NEIL: Maybe they mean washing powder, Mike. Um...Oh, look, maybe if we got all the horrid sludgy bits out of the other machines we could get enough.

MIKE: Neil, you carry on...Right, "if you require conditioner..." Well, do we?


[Neil collects some sludgy bits and tastes them. He lookssurprised, and eats some more.]

RICK: No, Mike, that's just for people washing their hair.
MIKE: No, we don't want to go mad. Right, "Insert two 50-pence pieces..."


[All action stops suddenly]

[SCENE: The guys are back sitting dejectedly at the kitchen table.]

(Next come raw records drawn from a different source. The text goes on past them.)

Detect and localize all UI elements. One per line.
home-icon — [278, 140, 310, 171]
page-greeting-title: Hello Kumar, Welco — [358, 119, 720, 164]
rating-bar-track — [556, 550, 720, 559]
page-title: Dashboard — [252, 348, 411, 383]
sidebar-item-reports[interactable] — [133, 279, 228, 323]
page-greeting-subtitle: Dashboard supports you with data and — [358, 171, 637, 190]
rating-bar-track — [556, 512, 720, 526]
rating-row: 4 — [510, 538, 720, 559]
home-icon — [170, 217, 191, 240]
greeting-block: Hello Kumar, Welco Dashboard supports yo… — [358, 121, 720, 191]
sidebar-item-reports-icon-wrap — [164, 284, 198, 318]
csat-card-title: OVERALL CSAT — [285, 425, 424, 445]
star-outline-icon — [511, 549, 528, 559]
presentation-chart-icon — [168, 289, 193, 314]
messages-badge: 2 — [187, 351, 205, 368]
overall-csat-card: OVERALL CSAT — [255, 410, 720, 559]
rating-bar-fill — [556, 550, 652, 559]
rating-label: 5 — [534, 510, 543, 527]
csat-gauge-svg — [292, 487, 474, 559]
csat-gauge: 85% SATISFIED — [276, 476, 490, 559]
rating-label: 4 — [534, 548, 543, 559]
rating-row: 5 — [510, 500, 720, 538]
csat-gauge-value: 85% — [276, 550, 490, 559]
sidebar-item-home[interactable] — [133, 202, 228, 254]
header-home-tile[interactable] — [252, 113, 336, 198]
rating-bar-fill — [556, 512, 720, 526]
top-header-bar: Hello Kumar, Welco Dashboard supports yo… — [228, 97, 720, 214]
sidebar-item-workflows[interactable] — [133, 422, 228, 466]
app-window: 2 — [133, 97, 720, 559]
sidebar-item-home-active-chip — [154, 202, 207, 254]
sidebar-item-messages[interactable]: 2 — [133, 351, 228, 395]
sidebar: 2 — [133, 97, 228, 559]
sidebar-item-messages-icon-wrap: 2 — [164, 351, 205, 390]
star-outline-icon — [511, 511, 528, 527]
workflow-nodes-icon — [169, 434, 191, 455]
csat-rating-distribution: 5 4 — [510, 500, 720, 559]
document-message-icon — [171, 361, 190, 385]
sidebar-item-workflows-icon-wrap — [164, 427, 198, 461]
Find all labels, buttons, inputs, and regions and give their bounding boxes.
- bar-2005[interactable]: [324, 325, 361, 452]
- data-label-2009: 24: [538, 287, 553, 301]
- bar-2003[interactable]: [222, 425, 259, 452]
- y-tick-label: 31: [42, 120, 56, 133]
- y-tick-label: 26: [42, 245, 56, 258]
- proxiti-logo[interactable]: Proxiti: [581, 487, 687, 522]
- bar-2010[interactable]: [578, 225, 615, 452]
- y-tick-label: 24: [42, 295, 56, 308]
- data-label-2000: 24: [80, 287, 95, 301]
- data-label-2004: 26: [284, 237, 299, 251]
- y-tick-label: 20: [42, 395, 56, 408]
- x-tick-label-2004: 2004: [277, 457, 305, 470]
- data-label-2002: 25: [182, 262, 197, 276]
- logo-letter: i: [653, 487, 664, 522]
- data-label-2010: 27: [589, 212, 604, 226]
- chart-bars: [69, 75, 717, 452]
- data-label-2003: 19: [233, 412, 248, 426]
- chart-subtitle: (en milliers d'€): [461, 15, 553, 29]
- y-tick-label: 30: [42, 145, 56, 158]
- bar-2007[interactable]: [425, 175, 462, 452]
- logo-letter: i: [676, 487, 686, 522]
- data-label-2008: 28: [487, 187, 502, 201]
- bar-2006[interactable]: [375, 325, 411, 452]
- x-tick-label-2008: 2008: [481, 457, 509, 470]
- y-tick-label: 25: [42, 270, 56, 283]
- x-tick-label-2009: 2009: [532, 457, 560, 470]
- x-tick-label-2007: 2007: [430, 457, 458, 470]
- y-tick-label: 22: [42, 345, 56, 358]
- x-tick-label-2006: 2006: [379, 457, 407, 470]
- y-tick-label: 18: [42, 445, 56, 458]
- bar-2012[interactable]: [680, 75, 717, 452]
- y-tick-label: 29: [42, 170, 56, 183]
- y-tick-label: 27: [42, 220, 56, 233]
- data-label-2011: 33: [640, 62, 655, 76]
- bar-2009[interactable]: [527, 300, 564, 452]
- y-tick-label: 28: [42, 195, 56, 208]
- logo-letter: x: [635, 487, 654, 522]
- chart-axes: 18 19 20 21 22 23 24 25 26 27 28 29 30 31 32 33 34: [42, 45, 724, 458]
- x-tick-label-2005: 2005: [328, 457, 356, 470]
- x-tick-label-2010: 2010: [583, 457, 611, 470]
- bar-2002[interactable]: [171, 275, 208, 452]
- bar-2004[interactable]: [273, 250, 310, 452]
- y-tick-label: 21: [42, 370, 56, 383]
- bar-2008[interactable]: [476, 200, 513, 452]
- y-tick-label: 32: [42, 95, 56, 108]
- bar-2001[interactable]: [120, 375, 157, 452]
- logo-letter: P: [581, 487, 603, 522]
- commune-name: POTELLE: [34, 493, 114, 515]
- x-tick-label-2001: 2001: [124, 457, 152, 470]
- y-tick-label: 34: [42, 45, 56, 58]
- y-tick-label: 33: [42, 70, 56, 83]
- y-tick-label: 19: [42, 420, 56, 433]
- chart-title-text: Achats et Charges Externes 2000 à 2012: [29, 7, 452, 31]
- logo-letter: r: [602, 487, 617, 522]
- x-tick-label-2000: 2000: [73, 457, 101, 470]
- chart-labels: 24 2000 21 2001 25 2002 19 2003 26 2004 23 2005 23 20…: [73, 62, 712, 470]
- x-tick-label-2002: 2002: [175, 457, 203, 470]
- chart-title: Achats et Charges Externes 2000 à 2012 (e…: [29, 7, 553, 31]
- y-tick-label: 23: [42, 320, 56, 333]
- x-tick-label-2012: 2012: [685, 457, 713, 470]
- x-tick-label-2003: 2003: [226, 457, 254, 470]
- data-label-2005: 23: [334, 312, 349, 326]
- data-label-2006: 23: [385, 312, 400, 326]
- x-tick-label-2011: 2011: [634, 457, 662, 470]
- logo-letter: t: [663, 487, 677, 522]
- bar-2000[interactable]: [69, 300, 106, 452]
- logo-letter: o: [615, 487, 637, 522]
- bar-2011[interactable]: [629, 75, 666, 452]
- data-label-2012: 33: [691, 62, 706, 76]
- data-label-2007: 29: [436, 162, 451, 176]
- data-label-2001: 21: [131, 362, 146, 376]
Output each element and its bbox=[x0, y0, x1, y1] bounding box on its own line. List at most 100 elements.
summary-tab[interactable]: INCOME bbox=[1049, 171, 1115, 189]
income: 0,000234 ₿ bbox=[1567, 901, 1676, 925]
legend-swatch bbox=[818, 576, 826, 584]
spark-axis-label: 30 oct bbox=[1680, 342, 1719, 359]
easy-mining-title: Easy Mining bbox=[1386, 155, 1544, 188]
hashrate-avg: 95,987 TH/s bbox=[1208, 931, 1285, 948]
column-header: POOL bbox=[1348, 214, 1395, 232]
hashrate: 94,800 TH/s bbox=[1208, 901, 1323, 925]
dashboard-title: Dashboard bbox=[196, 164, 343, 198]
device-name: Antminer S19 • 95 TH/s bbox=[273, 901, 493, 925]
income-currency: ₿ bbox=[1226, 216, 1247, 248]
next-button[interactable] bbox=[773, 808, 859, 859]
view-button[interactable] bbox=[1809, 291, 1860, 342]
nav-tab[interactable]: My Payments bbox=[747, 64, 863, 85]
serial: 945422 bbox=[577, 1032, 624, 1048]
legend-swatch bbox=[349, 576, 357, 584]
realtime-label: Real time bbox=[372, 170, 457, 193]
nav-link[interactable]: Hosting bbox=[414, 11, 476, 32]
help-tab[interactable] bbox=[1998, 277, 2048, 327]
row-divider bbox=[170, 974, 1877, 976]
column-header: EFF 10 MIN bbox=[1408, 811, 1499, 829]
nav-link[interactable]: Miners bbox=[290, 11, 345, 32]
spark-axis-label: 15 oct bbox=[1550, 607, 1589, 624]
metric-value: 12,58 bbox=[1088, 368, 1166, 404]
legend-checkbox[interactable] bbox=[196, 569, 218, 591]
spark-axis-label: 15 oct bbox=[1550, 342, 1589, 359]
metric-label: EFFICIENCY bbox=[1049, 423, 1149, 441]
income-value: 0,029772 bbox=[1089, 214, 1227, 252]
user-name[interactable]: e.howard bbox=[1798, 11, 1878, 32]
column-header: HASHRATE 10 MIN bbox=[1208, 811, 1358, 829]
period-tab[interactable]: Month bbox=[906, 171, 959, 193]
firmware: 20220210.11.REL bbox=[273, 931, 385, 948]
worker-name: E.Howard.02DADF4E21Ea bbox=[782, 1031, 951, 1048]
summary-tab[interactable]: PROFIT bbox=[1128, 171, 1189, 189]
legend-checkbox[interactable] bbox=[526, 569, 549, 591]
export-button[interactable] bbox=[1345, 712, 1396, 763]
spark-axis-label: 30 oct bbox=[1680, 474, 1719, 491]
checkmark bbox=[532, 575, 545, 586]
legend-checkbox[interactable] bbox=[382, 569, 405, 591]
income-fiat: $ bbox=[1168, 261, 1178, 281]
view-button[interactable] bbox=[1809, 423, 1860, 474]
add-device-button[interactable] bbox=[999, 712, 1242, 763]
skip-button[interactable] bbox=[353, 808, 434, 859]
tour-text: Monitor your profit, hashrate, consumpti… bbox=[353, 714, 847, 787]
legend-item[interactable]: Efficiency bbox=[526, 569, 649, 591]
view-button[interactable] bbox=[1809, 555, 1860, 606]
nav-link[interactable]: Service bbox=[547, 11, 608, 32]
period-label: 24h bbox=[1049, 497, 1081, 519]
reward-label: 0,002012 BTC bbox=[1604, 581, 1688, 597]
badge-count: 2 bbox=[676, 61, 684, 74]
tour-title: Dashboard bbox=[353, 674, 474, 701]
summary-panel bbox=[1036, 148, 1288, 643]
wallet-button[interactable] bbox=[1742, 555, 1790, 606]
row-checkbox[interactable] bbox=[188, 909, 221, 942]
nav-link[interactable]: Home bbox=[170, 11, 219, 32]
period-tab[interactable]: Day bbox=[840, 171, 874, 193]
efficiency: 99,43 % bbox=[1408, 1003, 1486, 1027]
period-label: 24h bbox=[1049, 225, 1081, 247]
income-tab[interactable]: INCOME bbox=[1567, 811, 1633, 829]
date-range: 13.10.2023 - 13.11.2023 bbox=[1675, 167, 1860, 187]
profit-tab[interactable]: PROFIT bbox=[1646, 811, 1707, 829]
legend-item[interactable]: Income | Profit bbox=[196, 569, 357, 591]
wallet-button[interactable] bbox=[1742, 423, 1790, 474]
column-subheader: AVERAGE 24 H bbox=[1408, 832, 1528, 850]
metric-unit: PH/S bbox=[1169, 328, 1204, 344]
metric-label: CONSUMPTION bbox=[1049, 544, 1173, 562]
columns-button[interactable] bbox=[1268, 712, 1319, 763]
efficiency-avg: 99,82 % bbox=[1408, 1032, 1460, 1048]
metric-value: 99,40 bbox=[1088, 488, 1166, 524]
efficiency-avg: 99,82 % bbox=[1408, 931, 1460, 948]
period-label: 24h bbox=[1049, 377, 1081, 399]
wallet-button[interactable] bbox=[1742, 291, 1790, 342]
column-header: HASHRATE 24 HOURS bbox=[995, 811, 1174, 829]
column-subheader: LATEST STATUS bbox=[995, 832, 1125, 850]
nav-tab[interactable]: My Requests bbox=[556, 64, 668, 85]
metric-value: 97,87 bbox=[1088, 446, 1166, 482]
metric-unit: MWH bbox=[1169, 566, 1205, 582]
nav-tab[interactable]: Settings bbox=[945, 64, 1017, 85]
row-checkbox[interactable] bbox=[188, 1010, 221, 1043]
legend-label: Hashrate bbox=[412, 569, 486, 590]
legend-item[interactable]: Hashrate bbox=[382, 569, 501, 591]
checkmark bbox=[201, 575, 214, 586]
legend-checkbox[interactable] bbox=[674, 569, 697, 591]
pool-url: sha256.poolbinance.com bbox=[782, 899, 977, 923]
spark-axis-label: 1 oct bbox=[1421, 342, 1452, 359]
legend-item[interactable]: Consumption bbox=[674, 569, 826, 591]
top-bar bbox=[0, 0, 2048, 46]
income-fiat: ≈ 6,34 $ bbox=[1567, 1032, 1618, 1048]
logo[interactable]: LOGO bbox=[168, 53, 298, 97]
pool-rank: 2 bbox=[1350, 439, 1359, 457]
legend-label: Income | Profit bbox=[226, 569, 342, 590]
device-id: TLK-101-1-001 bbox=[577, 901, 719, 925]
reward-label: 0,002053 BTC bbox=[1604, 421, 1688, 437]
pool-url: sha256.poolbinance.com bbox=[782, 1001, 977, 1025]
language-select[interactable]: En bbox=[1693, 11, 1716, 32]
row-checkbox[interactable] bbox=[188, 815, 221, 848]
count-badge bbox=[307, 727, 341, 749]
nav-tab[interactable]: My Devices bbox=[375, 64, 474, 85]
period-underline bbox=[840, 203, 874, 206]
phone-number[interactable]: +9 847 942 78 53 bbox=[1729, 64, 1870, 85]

NEIL: Come on, guys, I don't think we should let this experience bring us down. I mean, what's so wrong with dirty clothes, anyway?
RICK: Yeah! You know what they say, "dirty pants, clean botty!"


[Close up on Mike, with ***several frames from "The End" of an old Western film*** edited in]

MIKE: "Dirty duvet, dirty mind."
VYVYAN: My knickers are so old, it's only the stubborn understains that are holding them together!

RICK: Yeah, right on! One thing's for sure -- when Lenin led the revolution in Russia, no way did he do it with a spotless bott!

VYVYAN: YEAH! I LOVE MY BOTTOM SPOTTY!

NEIL: Yeah...Yeah...Let's never wash our clothes again!

MIKE: What do you mean, "again"?

NEIL: Yeah, yeah, we could be, like, the dirtiest students in the whole world.

MIKE: Hey, now there's a challenge!
FYI, the episode is called Bambi and you can access the script, and others from the series, at:
http://www.4q.dk/a51/viewpage.php?page_id=7

Posted: Mon Sep 18, 2006 9:42 am
by cat
"Literally" as in "He's literally dead on his feet" he's not, he's tired
"Unbelievable" for something I can easily believe
"All my love" How can you send all your love to everyone you send a letter too. " lots of love" will do me fine thanks!!

"so" used american- style

Posted: Sat Oct 21, 2006 8:36 am
by Milims
Going way back the the "because I said so" debate - I replaced that phrase with because apples are apples and pears are pears and if they were bananas we'd all be confused!!! By which time the kids were so confused that they'd forget their argument and just do it!!!

Posted: Sat Oct 21, 2006 1:08 pm
by Wombat
Thanks CM, yep, that is what I was referring to!